Olivia was going to mention that she was indeed a honeymooner, but the thought of being a honeymooner without a husband brought tears to her eyes. She’d planned on waiting until she could throw herself onto a mattress and weep the night away, but all of a sudden there she was, squatted down on a bench, sobbing hysterically.

“I say something wrong?” Canasta asked.

Olivia took the hem of her skirt and swiped the droplet hanging from her nose. “Not you,” she snuffled, “Charlie.”

“Charlie?”

“He was a man who was truly in love with me,” Olivia sobbed, “we could’ve been happy for a thousand years.”

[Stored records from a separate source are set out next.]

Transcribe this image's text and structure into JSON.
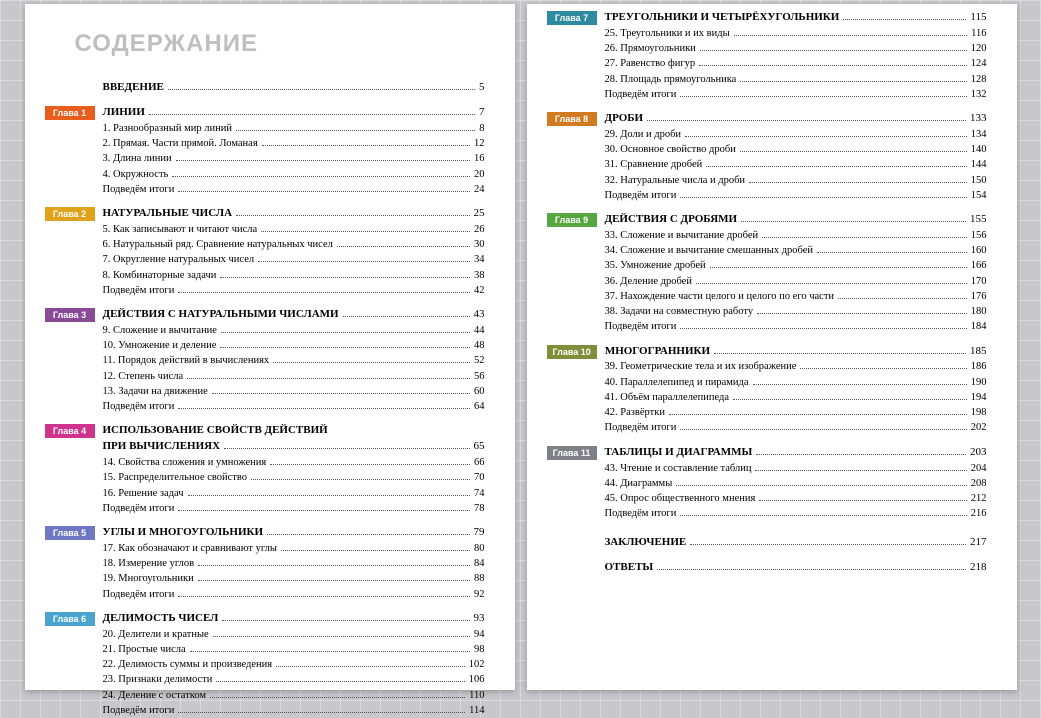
{
  "heading": "СОДЕРЖАНИЕ",
  "colors": {
    "1": "#e85c1c",
    "2": "#e0a21a",
    "3": "#8a4a97",
    "4": "#d0338e",
    "5": "#6f76c4",
    "6": "#4aa4d0",
    "7": "#2d8a9f",
    "8": "#d27a1f",
    "9": "#56a641",
    "10": "#7e8e3a",
    "11": "#7f7f88"
  },
  "intro": {
    "title": "ВВЕДЕНИЕ",
    "page": 5
  },
  "chapters_left": [
    {
      "n": 1,
      "badge": "Глава 1",
      "title": "ЛИНИИ",
      "page": 7,
      "items": [
        {
          "t": "1. Разнообразный мир линий",
          "p": 8
        },
        {
          "t": "2. Прямая. Части прямой. Ломаная",
          "p": 12
        },
        {
          "t": "3. Длина линии",
          "p": 16
        },
        {
          "t": "4. Окружность",
          "p": 20
        },
        {
          "t": "Подведём итоги",
          "p": 24
        }
      ]
    },
    {
      "n": 2,
      "badge": "Глава 2",
      "title": "НАТУРАЛЬНЫЕ ЧИСЛА",
      "page": 25,
      "items": [
        {
          "t": "5. Как записывают и читают числа",
          "p": 26
        },
        {
          "t": "6. Натуральный ряд. Сравнение натуральных чисел",
          "p": 30
        },
        {
          "t": "7. Округление натуральных чисел",
          "p": 34
        },
        {
          "t": "8. Комбинаторные задачи",
          "p": 38
        },
        {
          "t": "Подведём итоги",
          "p": 42
        }
      ]
    },
    {
      "n": 3,
      "badge": "Глава 3",
      "title": "ДЕЙСТВИЯ С НАТУРАЛЬНЫМИ ЧИСЛАМИ",
      "page": 43,
      "items": [
        {
          "t": "9. Сложение и вычитание",
          "p": 44
        },
        {
          "t": "10. Умножение и деление",
          "p": 48
        },
        {
          "t": "11. Порядок действий в вычислениях",
          "p": 52
        },
        {
          "t": "12. Степень числа",
          "p": 56
        },
        {
          "t": "13. Задачи на движение",
          "p": 60
        },
        {
          "t": "Подведём итоги",
          "p": 64
        }
      ]
    },
    {
      "n": 4,
      "badge": "Глава 4",
      "title": "ИСПОЛЬЗОВАНИЕ СВОЙСТВ ДЕЙСТВИЙ",
      "title2": "ПРИ ВЫЧИСЛЕНИЯХ",
      "page": 65,
      "items": [
        {
          "t": "14. Свойства сложения и умножения",
          "p": 66
        },
        {
          "t": "15. Распределительное свойство",
          "p": 70
        },
        {
          "t": "16. Решение задач",
          "p": 74
        },
        {
          "t": "Подведём итоги",
          "p": 78
        }
      ]
    },
    {
      "n": 5,
      "badge": "Глава 5",
      "title": "УГЛЫ И МНОГОУГОЛЬНИКИ",
      "page": 79,
      "items": [
        {
          "t": "17. Как обозначают и сравнивают углы",
          "p": 80
        },
        {
          "t": "18. Измерение углов",
          "p": 84
        },
        {
          "t": "19. Многоугольники",
          "p": 88
        },
        {
          "t": "Подведём итоги",
          "p": 92
        }
      ]
    },
    {
      "n": 6,
      "badge": "Глава 6",
      "title": "ДЕЛИМОСТЬ ЧИСЕЛ",
      "page": 93,
      "items": [
        {
          "t": "20. Делители и кратные",
          "p": 94
        },
        {
          "t": "21. Простые числа",
          "p": 98
        },
        {
          "t": "22. Делимость суммы и произведения",
          "p": 102
        },
        {
          "t": "23. Признаки делимости",
          "p": 106
        },
        {
          "t": "24. Деление с остатком",
          "p": 110
        },
        {
          "t": "Подведём итоги",
          "p": 114
        }
      ]
    }
  ],
  "chapters_right": [
    {
      "n": 7,
      "badge": "Глава 7",
      "title": "ТРЕУГОЛЬНИКИ И ЧЕТЫРЁХУГОЛЬНИКИ",
      "page": 115,
      "items": [
        {
          "t": "25. Треугольники и их виды",
          "p": 116
        },
        {
          "t": "26. Прямоугольники",
          "p": 120
        },
        {
          "t": "27. Равенство фигур",
          "p": 124
        },
        {
          "t": "28. Площадь прямоугольника",
          "p": 128
        },
        {
          "t": "Подведём итоги",
          "p": 132
        }
      ]
    },
    {
      "n": 8,
      "badge": "Глава 8",
      "title": "ДРОБИ",
      "page": 133,
      "items": [
        {
          "t": "29. Доли и дроби",
          "p": 134
        },
        {
          "t": "30. Основное свойство дроби",
          "p": 140
        },
        {
          "t": "31. Сравнение дробей",
          "p": 144
        },
        {
          "t": "32. Натуральные числа и дроби",
          "p": 150
        },
        {
          "t": "Подведём итоги",
          "p": 154
        }
      ]
    },
    {
      "n": 9,
      "badge": "Глава 9",
      "title": "ДЕЙСТВИЯ С ДРОБЯМИ",
      "page": 155,
      "items": [
        {
          "t": "33. Сложение и вычитание дробей",
          "p": 156
        },
        {
          "t": "34. Сложение и вычитание смешанных дробей",
          "p": 160
        },
        {
          "t": "35. Умножение дробей",
          "p": 166
        },
        {
          "t": "36. Деление дробей",
          "p": 170
        },
        {
          "t": "37. Нахождение части целого и целого по его части",
          "p": 176
        },
        {
          "t": "38. Задачи на совместную работу",
          "p": 180
        },
        {
          "t": "Подведём итоги",
          "p": 184
        }
      ]
    },
    {
      "n": 10,
      "badge": "Глава 10",
      "title": "МНОГОГРАННИКИ",
      "page": 185,
      "items": [
        {
          "t": "39. Геометрические тела и их изображение",
          "p": 186
        },
        {
          "t": "40. Параллелепипед и пирамида",
          "p": 190
        },
        {
          "t": "41. Объём параллелепипеда",
          "p": 194
        },
        {
          "t": "42. Развёртки",
          "p": 198
        },
        {
          "t": "Подведём итоги",
          "p": 202
        }
      ]
    },
    {
      "n": 11,
      "badge": "Глава 11",
      "title": "ТАБЛИЦЫ И ДИАГРАММЫ",
      "page": 203,
      "items": [
        {
          "t": "43. Чтение и составление таблиц",
          "p": 204
        },
        {
          "t": "44. Диаграммы",
          "p": 208
        },
        {
          "t": "45. Опрос общественного мнения",
          "p": 212
        },
        {
          "t": "Подведём итоги",
          "p": 216
        }
      ]
    }
  ],
  "conclusion": {
    "title": "ЗАКЛЮЧЕНИЕ",
    "page": 217
  },
  "answers": {
    "title": "ОТВЕТЫ",
    "page": 218
  }
}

The old woman scooted down alongside Olivia and leaned in closer. “Your husband run him off?” she asked.

“He was my husband.”

“Was?”

“I killed him. Oh, the opal pendant may have been partly to blame, but I think it was mostly the jinx. He died twenty-one days after we were married; so on the twenty-second day I became a widow.” Olivia saw the puzzlement on the old woman’s face and explained; “Twenty-two—that’s two elevens!”

“What’s eleven got to do with anything?”

Olivia gave an exasperated sigh. “It’s only the unluckiest number in the universe,” she said. “If anything horrible is going to happen, guaranteed it will happen on the eleventh of something!”

Canasta scrunched her face, adding a few more wrinkles, “Who told you such hogwash?” she asked.

“Nobody told me. I learned from experience. I’m a person who’s jinxed!”

“Hogwash!” the old woman repeated. “Nobody’s jinxed. Specially not by no number eleven.”

“A lot you know,” Olivia growled. “I could name dozens of bad things tied in to some sort of eleven.”

“Yeah, well I could name some good things!” Canasta shot back.

“Such as?”

“Me. I was brought into this world on November eleventh and year after year I get a slew of presents on the eleventh day of the eleventh month. I’m ninety-nine years old—and that’s nine elevens! I got me eleven grandkids, and Lord knows how many great grandbabies, every one of them, sweet as pie.”

“You’re lucky; you missed out on the jinx.”

“There is no jinx!” Canasta said with an air of impatience. “You’re just reasoning a way to feel sorry for yourself.”

“What about Charlie—a perfectly healthy man one day and dead the next! That’s not jinxed? That’s not a true misfortune?”

“It’s a true enough tragedy, but not a jinx,” Canasta answered wistfully. “Nobody knows better than me, the pain of losing a husband; I buried four and cried a bucket of tears for each and every one.”

“Four?” Olivia repeated, she stopped sobbing and turned to the old woman.

Canasta nodded. “The last one was Elmer; he died a month ago.”